Wie läuft denn so ein Hackathon ab?
Julia (Junge Tüftler): Die Workshops finden jeweils zwei Tage im „Real Life“ statt. Am ersten Tag geht es darum, Vertrauen und Empathie aufzubauen und den Kindern und Jugendlichen zu zeigen, wo mögliche Probleme liegen. Dazu greifen wir auf die „Empathie-Tools“ von be.able zurück. Die Teilnehmenden laufen zum Beispiel mit Blindenbinde und -stock durch die Stadt und merken, wie die Gesellschaft blinde Menschen behindert. Oder sie fahren im Rollstuhl durch ihren „Kiez“ und finden Stellen, an denen sie nicht weiterkommen. Gewappnet mit einer Karte ihres Kiez – meist Schule oder Stadtteil – markieren sie solche Orte und sammeln Ideen, wie die Situation verbessert werden kann. Bevor diese Ideen dann umgesetzt werden, gibt es von uns Inspirationen für digitale Werkzeuge, die die Kinder und Jugendlichen nutzen können. Egal ob Mikrocontroller, Programmier-Codes oder Roboter. Am zweiten Tag konkretisieren die Teilnehmenden dann ihre Ideenskizzen und entwickeln Prototypen, die sie am Ende präsentieren. Die Hacky Days werden anschließend dokumentiert und als OER Material (Open Educational Resources, offene Bildungsinhalte) verbreitet und auf bereits etablierten OER-Plattformen wie der TüftelAkademie veröffentlicht. Somit wird der innovative Ansatz des Projektes Lehrer sowie Multiplikatoren digital deutschlandweit zur Verfügung gestellt.
Jonas, du nimmst schon zum zweiten Mal als Coach bei digital.engagiert teil. Was ist deine Motivation, dich hier einzubringen?
Jonas: Es macht Spaß, mit Teams zu arbeiten, die intrinsisch motiviert sind und gesellschaftlich etwas bewegen wollen. Sozialhelden e.V. stellt solchen Teams gerne Expertise und Netzwerke zur Verfügung. Auch wir haben damals von solcher Unterstützung profitiert. Sparringspartner sind wichtig, um seinem Ziel näher zu kommen. Und auch für mich ist es schön, mal aus meiner bekannten Umgebung herauszukommen und neue Impulse mitzunehmen.

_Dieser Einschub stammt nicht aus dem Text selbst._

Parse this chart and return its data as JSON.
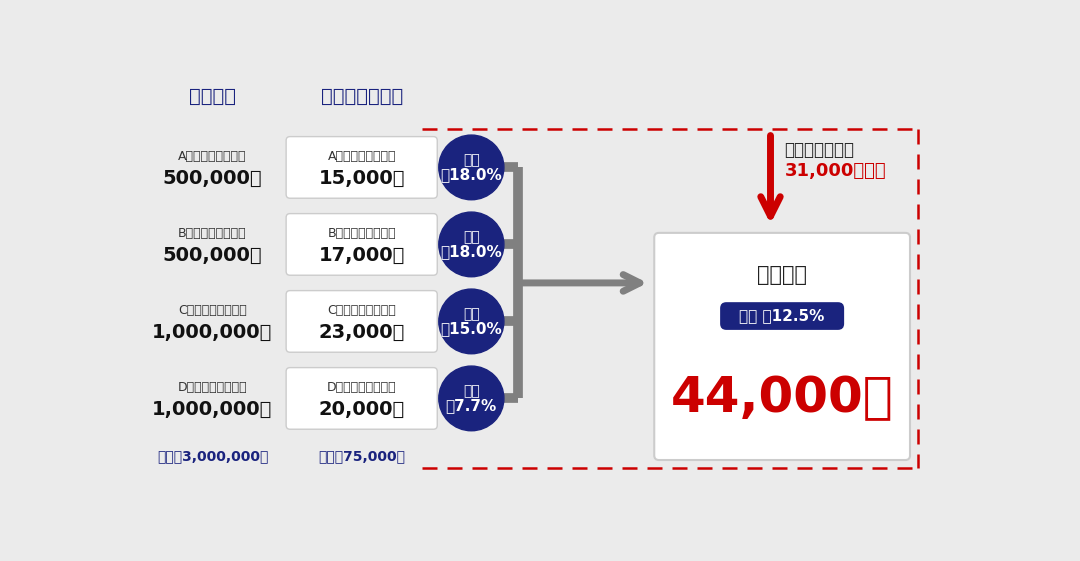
{
  "bg_color": "#ebebeb",
  "title_borrow": "借入金額",
  "title_monthly": "毎月の返済金額",
  "rows": [
    {
      "company": "A社：カードローン",
      "borrow": "500,000円",
      "payment_label": "A社：カードローン",
      "payment": "15,000円",
      "rate_line1": "金利",
      "rate_line2": "年18.0%"
    },
    {
      "company": "B社：カードローン",
      "borrow": "500,000円",
      "payment_label": "B社：カードローン",
      "payment": "17,000円",
      "rate_line1": "金利",
      "rate_line2": "年18.0%"
    },
    {
      "company": "C社：カードローン",
      "borrow": "1,000,000円",
      "payment_label": "C社：カードローン",
      "payment": "23,000円",
      "rate_line1": "金利",
      "rate_line2": "年15.0%"
    },
    {
      "company": "D社：カードローン",
      "borrow": "1,000,000円",
      "payment_label": "D社：カードローン",
      "payment": "20,000円",
      "rate_line1": "金利",
      "rate_line2": "年7.7%"
    }
  ],
  "total_borrow_label": "合計：3,000,000円",
  "total_payment_label": "合計：75,000円",
  "result_title": "おまとめ",
  "result_rate": "金利 年12.5%",
  "result_amount": "44,000円",
  "reduction_label1": "毎月の返済金額",
  "reduction_label2": "31,000円軽減",
  "dark_blue": "#1a237e",
  "red": "#cc0000",
  "gray_line": "#808080",
  "box_bg": "#ffffff",
  "light_bg": "#f5f5f5"
}
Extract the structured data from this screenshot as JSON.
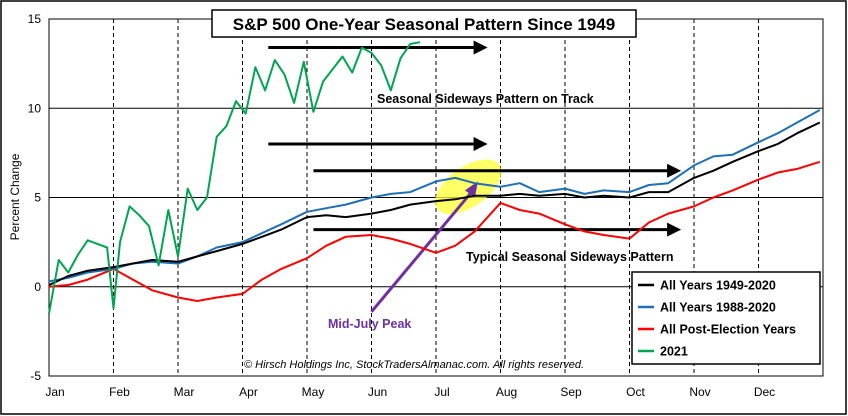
{
  "chart_data": {
    "type": "line",
    "title": "S&P 500 One-Year Seasonal Pattern Since 1949",
    "ylabel": "Percent Change",
    "xlabel": "",
    "ylim": [
      -5,
      15
    ],
    "yticks": [
      -5,
      0,
      5,
      10,
      15
    ],
    "months": [
      "Jan",
      "Feb",
      "Mar",
      "Apr",
      "May",
      "Jun",
      "Jul",
      "Aug",
      "Sep",
      "Oct",
      "Nov",
      "Dec"
    ],
    "grid": "vertical dashed at months, horizontal at 0/5/10",
    "legend_position": "bottom-right",
    "series": [
      {
        "name": "All Years 1949-2020",
        "color": "#000000",
        "x": [
          0,
          0.3,
          0.6,
          1,
          1.3,
          1.6,
          2,
          2.3,
          2.6,
          3,
          3.3,
          3.6,
          4,
          4.3,
          4.6,
          5,
          5.3,
          5.6,
          6,
          6.3,
          6.6,
          7,
          7.3,
          7.6,
          8,
          8.3,
          8.6,
          9,
          9.3,
          9.6,
          10,
          10.3,
          10.6,
          11,
          11.3,
          11.6,
          11.95
        ],
        "values": [
          0.1,
          0.6,
          0.9,
          1.1,
          1.3,
          1.5,
          1.4,
          1.7,
          2.0,
          2.4,
          2.8,
          3.2,
          3.9,
          4.0,
          3.9,
          4.1,
          4.3,
          4.6,
          4.8,
          4.9,
          5.1,
          5.1,
          5.2,
          5.1,
          5.2,
          5.0,
          5.1,
          5.0,
          5.3,
          5.3,
          6.1,
          6.5,
          7.0,
          7.6,
          8.0,
          8.6,
          9.2
        ]
      },
      {
        "name": "All Years 1988-2020",
        "color": "#1f6fb5",
        "x": [
          0,
          0.3,
          0.6,
          1,
          1.3,
          1.6,
          2,
          2.3,
          2.6,
          3,
          3.3,
          3.6,
          4,
          4.3,
          4.6,
          5,
          5.3,
          5.6,
          6,
          6.3,
          6.6,
          7,
          7.3,
          7.6,
          8,
          8.3,
          8.6,
          9,
          9.3,
          9.6,
          10,
          10.3,
          10.6,
          11,
          11.3,
          11.6,
          11.95
        ],
        "values": [
          0.3,
          0.5,
          0.8,
          1.0,
          1.3,
          1.4,
          1.3,
          1.7,
          2.2,
          2.5,
          3.0,
          3.5,
          4.2,
          4.4,
          4.6,
          5.0,
          5.2,
          5.3,
          5.9,
          6.1,
          5.8,
          5.6,
          5.8,
          5.3,
          5.5,
          5.2,
          5.4,
          5.3,
          5.7,
          5.8,
          6.8,
          7.3,
          7.4,
          8.1,
          8.6,
          9.2,
          9.9
        ]
      },
      {
        "name": "All Post-Election Years",
        "color": "#ff0000",
        "x": [
          0,
          0.3,
          0.6,
          1,
          1.3,
          1.6,
          2,
          2.3,
          2.6,
          3,
          3.3,
          3.6,
          4,
          4.3,
          4.6,
          5,
          5.3,
          5.6,
          6,
          6.3,
          6.6,
          7,
          7.3,
          7.6,
          8,
          8.3,
          8.6,
          9,
          9.3,
          9.6,
          10,
          10.3,
          10.6,
          11,
          11.3,
          11.6,
          11.95
        ],
        "values": [
          0.0,
          0.1,
          0.4,
          1.0,
          0.4,
          -0.2,
          -0.6,
          -0.8,
          -0.6,
          -0.4,
          0.4,
          1.0,
          1.6,
          2.3,
          2.8,
          2.9,
          2.7,
          2.4,
          1.9,
          2.3,
          3.1,
          4.7,
          4.3,
          4.1,
          3.5,
          3.1,
          2.9,
          2.7,
          3.6,
          4.1,
          4.5,
          5.0,
          5.4,
          6.0,
          6.4,
          6.6,
          7.0
        ]
      },
      {
        "name": "2021",
        "color": "#00a550",
        "x": [
          0,
          0.15,
          0.3,
          0.45,
          0.6,
          0.75,
          0.9,
          1.0,
          1.1,
          1.25,
          1.4,
          1.55,
          1.7,
          1.85,
          2.0,
          2.15,
          2.3,
          2.45,
          2.6,
          2.75,
          2.9,
          3.05,
          3.2,
          3.35,
          3.5,
          3.65,
          3.8,
          3.95,
          4.1,
          4.25,
          4.4,
          4.55,
          4.7,
          4.85,
          5.0,
          5.15,
          5.3,
          5.45,
          5.6,
          5.75
        ],
        "values": [
          -1.5,
          1.5,
          0.8,
          1.8,
          2.6,
          2.4,
          2.2,
          -1.2,
          2.5,
          4.5,
          4.0,
          3.4,
          1.2,
          4.3,
          1.7,
          5.5,
          4.3,
          5.0,
          8.4,
          9.0,
          10.4,
          9.7,
          12.3,
          11.0,
          12.7,
          11.9,
          10.3,
          12.6,
          9.8,
          11.5,
          12.2,
          12.9,
          12.0,
          13.4,
          13.1,
          12.4,
          11.0,
          12.8,
          13.6,
          13.7
        ]
      }
    ],
    "annotations": [
      {
        "text": "Seasonal Sideways Pattern on Track",
        "x": 5.0,
        "y": 10.5
      },
      {
        "text": "Typical Seasonal Sideways Pattern",
        "x": 6.4,
        "y": 1.5
      },
      {
        "text": "Mid-July Peak",
        "x": 4.2,
        "y": -2.5
      },
      {
        "text": "© Hirsch Holdings Inc, StockTradersAlmanac.com. All rights reserved.",
        "x": 4.4,
        "y": -4.4
      }
    ],
    "arrows": [
      {
        "from": [
          3.4,
          13.4
        ],
        "to": [
          6.8,
          13.4
        ]
      },
      {
        "from": [
          3.4,
          8.0
        ],
        "to": [
          6.8,
          8.0
        ]
      },
      {
        "from": [
          4.1,
          6.5
        ],
        "to": [
          9.8,
          6.5
        ]
      },
      {
        "from": [
          4.1,
          3.2
        ],
        "to": [
          9.8,
          3.2
        ]
      }
    ]
  }
}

Die von einer Jury aus fast 150 Bewerbungen ausgewählten Projekte wurden von digital.engagiert mit Coaches gematcht. Was war deine Reaktion als du auf dem Kick-Off Treffen erfahren hast, dass Du Hacky Days coachen wirst?
Jonas: Ich habe mich sehr gefreut. Wir von den Sozialhelden hatten mit Junge Tüftler bereits vor digital.engagiert Kontakt. Das Coaching macht absolut Sinn, weil wir uns thematisch überschneiden und uns gegenseitig inspirieren können: Mit unserem Projekt „Wheelmap macht Schule“ unterstützen wir beispielsweise ebenfalls Lehrerinnen und Lehrer, die mehr mit dem Thema Inklusion/Diversity arbeiten wollen. Und das ist eben auch das Schöne an den Hacky Days: Mit Workshops Kinder zu sensibilisieren und zu befähigen, etwas zu entwickeln kann wirklich helfen. Das Thema Behinderung schwingt zwar mit, aber es geht eigentlich darum, Innovationskraft, Empathie und auch Digitalkompetenzen von Kindern zu fördern und so Teilhabemöglichkeiten für alle zu entwickeln.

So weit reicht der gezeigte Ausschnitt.